Some employers may go further and want to introduce temperature checks for all staff and visitors. To do this, they will need the individual’s consent to take their temperature and for most employees this is unlikely to be an issue. Employees may be reassured by the fact that everyone is undergoing the same temperature test and that their employer is taking steps to protect them from contracting COVID-19 in the workplace. Businesses must bear in mind that the results of any temperature testing will be ‘special category’ personal data relating to health under the UK GDPR and Data Protection Act 2018. As such, the data must be handled with particular care and with additional safeguards. Employers should:
- inform staff of the reason for the test;
- explain what the result will be used for;
- state who the data will be shared with and for how long the test result will be kept; and
- explain what decisions will be made based on the test result.
Consideration should be given to the fact that the government has warned that temperature testing by way of thermal cameras and temperature screening products may not be sufficient to screen for COVID-19, since many only record skin temperature and not core body temperature. Also, a fever is only one of the symptoms associated with COVID-19 and 1 in 3 people with Covid-19 are asymptomatic.

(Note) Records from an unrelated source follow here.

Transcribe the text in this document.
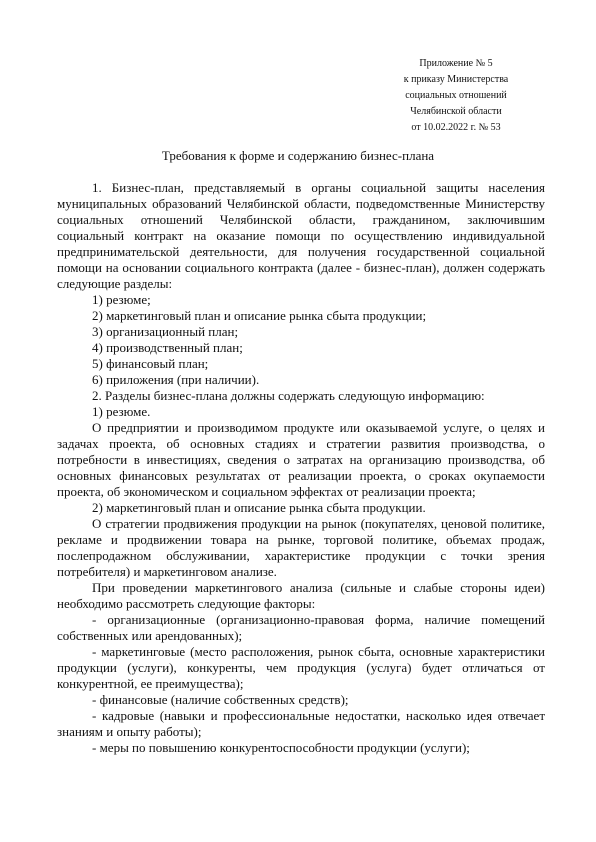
Приложение № 5
к приказу Министерства
социальных отношений
Челябинской области
от 10.02.2022 г. № 53
Требования к форме и содержанию бизнес-плана

1. Бизнес-план, представляемый в органы социальной защиты населения муниципальных образований Челябинской области, подведомственные Министерству социальных отношений Челябинской области, гражданином, заключившим социальный контракт на оказание помощи по осуществлению индивидуальной предпринимательской деятельности, для получения государственной социальной помощи на основании социального контракта (далее - бизнес-план), должен содержать следующие разделы:

1) резюме;

2) маркетинговый план и описание рынка сбыта продукции;

3) организационный план;

4) производственный план;

5) финансовый план;

6) приложения (при наличии).

2. Разделы бизнес-плана должны содержать следующую информацию:

1) резюме.

О предприятии и производимом продукте или оказываемой услуге, о целях и задачах проекта, об основных стадиях и стратегии развития производства, о потребности в инвестициях, сведения о затратах на организацию производства, об основных финансовых результатах от реализации проекта, о сроках окупаемости проекта, об экономическом и социальном эффектах от реализации проекта;

2) маркетинговый план и описание рынка сбыта продукции.

О стратегии продвижения продукции на рынок (покупателях, ценовой политике, рекламе и продвижении товара на рынке, торговой политике, объемах продаж, послепродажном обслуживании, характеристике продукции с точки зрения потребителя) и маркетинговом анализе.

При проведении маркетингового анализа (сильные и слабые стороны идеи) необходимо рассмотреть следующие факторы:

- организационные (организационно-правовая форма, наличие помещений собственных или арендованных);

- маркетинговые (место расположения, рынок сбыта, основные характеристики продукции (услуги), конкуренты, чем продукция (услуга) будет отличаться от конкурентной, ее преимущества);

- финансовые (наличие собственных средств);

- кадровые (навыки и профессиональные недостатки, насколько идея отвечает знаниям и опыту работы);

- меры по повышению конкурентоспособности продукции (услуги);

Our advice to employers that wish to temperature test employees and visitors is to take legal advice before implementing such a policy. If you do introduce temperature testing, make sure you update your data privacy notices to cover the personal data collected from these tests. Only keep records of results for as long as you need them and keep the information confidential; only disclose to those within your organisation on a need-to-know basis and anonymously if you can.
NHS Track and Trace
Employers may want to ask and encourage employees to download and use the NHS track and trace app, however, employees cannot be forced to download or use the app. Whilst Regulations introduced in September 2020 made it a legal requirement for those in hospitality, leisure and community premises to collect data from customers, staff and volunteers for contact tracing purposes, there is no legal requirement for individuals to use the NHS track and Trace app. Whilst it could be argued that it’s a reasonable management instruction, employers should communicate with employees if they have concerns using the app to try to understand the reasons behind their concerns. Some employees may be concerned about how their data will be used and who it will be shared with, others may consider it to be a form of ‘Big Brother’ surveillance and therefore an infringement of their civil liberties and human rights.
Employees shielding or self-isolating
Employees that are ‘shielding’ can be placed on furlough if they are not able to work from home. A failure to consider shielding for such employees could result in disability discrimination claims against the employer.
In addition, there is also a mandatory requirement that employers do not knowingly require or encourage someone who is being required to self-isolate to attend the workplace. If they do, employers will be liable to a fine of up to £10,000. Employees self-isolating at home may also be eligible for furlough if they are clinically extremely vulnerable. For most employees that are on sick leave or self-isolating as a result of coronavirus, they may be entitled to statutory sick pay. Government guidance states that furlough leave is not intended for short-term absences from work due to sickness.